第3話 始まり
「ねぇ、文香ちゃん」
「……先生、ね」
「毎日が楽しくなる事、思いついたんだけど」
あの日の放課後。夕暮れの教室に、私と清純君が二人きりで他愛のない話しをしていた時の事。
「楽しい事?」
「うん。〝恋人ごっこ〟」
「こいびとごっこ?」
「そう。来年、俺が向こうに帰るまでの約一年間、俺と文香ちゃんは恋人とように毎日を過ごす。……どう?」
私の胸は、彼の言葉にざわつきました。くだらない遊びだと、一蹴すれば済む事なのに。
私は、私を真っ直ぐ見つめる清純君の瞳に奪われ、捕らわれ、離してはくれず。
そして、雁字搦めになって。
「駄目です。そもそも私と君は先生と、生徒。そんなごっこ遊びするなら同年代の女の子とすればいいでしょ?」
それでも私は、教師という立場である事で、理性を失わずにいなければと、彼の戯言だと言い聞かせました。

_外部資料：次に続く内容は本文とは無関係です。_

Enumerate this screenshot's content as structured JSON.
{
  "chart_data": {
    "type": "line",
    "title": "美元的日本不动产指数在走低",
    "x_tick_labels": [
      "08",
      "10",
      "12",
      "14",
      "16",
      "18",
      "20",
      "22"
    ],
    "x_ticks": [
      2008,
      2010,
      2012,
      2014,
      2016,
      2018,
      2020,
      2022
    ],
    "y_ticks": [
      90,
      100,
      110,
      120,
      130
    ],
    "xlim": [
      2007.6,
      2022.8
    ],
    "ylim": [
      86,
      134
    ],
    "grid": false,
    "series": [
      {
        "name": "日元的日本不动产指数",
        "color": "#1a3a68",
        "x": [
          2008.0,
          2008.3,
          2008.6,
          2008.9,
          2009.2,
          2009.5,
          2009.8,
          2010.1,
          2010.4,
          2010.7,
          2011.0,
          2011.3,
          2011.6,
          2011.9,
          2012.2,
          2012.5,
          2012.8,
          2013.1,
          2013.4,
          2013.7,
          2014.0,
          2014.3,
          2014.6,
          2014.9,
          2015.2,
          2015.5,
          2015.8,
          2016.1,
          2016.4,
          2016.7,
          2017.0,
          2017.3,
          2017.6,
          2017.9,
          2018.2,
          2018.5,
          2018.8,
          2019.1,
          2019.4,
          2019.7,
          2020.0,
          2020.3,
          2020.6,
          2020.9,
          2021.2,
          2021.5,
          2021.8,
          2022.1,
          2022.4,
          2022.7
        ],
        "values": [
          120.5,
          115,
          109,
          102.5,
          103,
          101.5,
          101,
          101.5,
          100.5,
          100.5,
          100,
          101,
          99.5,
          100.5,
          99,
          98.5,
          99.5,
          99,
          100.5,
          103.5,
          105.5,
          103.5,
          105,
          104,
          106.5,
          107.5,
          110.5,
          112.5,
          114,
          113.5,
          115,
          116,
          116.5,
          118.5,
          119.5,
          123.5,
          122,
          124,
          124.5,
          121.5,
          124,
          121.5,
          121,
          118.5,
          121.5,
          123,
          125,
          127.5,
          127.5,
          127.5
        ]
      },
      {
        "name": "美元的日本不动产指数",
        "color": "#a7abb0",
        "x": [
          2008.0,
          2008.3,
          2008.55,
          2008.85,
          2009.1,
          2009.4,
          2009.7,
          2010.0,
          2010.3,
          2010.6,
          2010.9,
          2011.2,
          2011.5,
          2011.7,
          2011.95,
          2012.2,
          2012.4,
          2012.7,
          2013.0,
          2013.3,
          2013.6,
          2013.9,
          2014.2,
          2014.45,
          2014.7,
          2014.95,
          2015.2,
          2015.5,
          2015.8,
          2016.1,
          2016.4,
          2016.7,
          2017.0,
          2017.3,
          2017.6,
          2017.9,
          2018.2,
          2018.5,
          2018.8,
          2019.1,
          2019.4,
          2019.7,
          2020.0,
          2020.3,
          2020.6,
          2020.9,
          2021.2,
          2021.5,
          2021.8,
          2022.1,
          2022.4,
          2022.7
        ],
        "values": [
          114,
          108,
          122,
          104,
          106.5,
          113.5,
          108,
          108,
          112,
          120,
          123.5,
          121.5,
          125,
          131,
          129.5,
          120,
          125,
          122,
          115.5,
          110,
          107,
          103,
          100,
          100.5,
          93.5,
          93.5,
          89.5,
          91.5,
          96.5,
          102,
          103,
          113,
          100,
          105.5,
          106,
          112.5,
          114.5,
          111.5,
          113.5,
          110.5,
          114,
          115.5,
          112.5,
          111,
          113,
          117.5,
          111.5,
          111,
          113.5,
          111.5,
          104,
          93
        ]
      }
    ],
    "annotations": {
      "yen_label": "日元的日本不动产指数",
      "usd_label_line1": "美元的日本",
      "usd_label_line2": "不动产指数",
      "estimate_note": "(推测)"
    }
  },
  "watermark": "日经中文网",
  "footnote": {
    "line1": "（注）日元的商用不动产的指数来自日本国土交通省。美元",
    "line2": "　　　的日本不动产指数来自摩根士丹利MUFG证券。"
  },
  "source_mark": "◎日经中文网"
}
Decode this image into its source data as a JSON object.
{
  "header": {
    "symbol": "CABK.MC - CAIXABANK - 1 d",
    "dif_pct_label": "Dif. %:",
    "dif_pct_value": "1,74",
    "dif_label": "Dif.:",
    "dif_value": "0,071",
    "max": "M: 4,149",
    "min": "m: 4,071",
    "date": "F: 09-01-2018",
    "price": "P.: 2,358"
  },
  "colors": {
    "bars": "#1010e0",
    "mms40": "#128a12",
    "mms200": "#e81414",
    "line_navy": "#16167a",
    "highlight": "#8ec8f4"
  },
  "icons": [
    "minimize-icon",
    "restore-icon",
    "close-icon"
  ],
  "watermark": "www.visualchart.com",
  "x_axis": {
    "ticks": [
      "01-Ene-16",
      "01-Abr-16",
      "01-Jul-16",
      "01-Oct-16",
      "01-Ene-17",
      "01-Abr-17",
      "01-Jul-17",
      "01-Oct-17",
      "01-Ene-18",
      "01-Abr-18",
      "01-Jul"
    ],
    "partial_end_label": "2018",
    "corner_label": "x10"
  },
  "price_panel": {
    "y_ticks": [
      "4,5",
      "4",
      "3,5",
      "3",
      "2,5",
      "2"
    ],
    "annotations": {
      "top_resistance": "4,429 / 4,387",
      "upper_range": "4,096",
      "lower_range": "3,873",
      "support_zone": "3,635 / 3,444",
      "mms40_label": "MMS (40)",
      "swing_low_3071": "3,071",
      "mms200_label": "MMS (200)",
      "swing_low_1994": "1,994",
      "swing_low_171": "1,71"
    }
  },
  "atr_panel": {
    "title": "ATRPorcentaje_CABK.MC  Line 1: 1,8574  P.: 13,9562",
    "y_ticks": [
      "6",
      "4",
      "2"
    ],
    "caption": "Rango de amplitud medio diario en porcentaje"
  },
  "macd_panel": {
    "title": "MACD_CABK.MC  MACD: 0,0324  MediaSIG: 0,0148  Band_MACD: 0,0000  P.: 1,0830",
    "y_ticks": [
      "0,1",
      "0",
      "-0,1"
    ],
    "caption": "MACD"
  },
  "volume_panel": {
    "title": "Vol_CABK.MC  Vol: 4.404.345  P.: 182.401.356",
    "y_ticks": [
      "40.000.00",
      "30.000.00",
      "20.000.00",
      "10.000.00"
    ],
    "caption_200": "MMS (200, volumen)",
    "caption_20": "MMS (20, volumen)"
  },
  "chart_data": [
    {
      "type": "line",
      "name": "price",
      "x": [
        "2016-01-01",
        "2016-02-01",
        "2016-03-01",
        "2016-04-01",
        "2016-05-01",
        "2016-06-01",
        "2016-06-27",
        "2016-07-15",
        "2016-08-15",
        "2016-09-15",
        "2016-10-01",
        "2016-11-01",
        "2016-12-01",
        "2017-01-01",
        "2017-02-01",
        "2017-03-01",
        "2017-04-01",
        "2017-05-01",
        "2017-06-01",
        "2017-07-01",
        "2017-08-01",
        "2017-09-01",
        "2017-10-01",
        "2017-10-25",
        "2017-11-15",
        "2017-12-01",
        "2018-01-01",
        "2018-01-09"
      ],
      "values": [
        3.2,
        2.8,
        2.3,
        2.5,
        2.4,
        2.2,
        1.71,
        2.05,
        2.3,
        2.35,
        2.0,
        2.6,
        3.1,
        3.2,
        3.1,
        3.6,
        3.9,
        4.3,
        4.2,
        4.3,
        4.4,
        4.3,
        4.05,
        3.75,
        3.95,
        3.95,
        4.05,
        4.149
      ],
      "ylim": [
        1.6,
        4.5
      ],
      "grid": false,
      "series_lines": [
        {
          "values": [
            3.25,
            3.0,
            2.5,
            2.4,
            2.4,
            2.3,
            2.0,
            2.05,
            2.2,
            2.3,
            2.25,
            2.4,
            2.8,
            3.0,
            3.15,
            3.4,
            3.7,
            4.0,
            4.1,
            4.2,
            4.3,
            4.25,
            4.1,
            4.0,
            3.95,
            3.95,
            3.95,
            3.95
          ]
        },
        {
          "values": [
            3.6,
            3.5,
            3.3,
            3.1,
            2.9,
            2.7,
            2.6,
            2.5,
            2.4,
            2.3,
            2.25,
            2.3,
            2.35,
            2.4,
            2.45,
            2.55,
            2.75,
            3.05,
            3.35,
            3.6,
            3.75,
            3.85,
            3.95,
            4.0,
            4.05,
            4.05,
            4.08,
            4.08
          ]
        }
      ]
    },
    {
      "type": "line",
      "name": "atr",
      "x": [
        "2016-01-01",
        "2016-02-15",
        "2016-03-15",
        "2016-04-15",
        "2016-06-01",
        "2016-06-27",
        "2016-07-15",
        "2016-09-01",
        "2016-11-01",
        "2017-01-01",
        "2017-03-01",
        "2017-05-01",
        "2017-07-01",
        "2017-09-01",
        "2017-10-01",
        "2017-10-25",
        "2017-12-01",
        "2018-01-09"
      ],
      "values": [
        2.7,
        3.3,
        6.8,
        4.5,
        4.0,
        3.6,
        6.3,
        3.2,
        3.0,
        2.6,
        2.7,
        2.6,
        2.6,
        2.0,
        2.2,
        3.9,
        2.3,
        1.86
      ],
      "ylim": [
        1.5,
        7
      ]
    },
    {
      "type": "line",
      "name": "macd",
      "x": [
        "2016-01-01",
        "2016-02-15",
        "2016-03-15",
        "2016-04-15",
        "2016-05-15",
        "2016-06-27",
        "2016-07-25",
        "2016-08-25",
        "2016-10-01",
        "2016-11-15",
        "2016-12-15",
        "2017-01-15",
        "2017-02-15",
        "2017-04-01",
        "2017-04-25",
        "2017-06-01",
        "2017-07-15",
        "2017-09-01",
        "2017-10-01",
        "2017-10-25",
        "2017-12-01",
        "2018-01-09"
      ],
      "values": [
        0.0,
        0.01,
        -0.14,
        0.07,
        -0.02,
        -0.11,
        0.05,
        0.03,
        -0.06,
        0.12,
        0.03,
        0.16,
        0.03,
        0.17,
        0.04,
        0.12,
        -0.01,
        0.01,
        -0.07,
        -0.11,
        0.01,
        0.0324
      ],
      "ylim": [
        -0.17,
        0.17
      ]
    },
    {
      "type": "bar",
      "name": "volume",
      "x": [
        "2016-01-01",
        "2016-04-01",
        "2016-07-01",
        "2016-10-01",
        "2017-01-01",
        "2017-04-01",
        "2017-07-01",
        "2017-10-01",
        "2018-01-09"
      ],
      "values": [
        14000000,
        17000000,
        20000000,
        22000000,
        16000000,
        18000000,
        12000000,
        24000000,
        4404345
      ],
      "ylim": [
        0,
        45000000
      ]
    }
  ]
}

「文香ちゃんは真面目だなぁ……いいじゃん、〝ごっこ〟だし。それに、俺は文香ちゃんと遊びたいんだって……ね?」
「いけない事なの。私は教師で、君は……」
そして、私の理性が失われた瞬間、柔らかい清純くんの唇が私の唇に触れて重なり、離れて、また重なって……。
――――それが私の初めてのキスでした。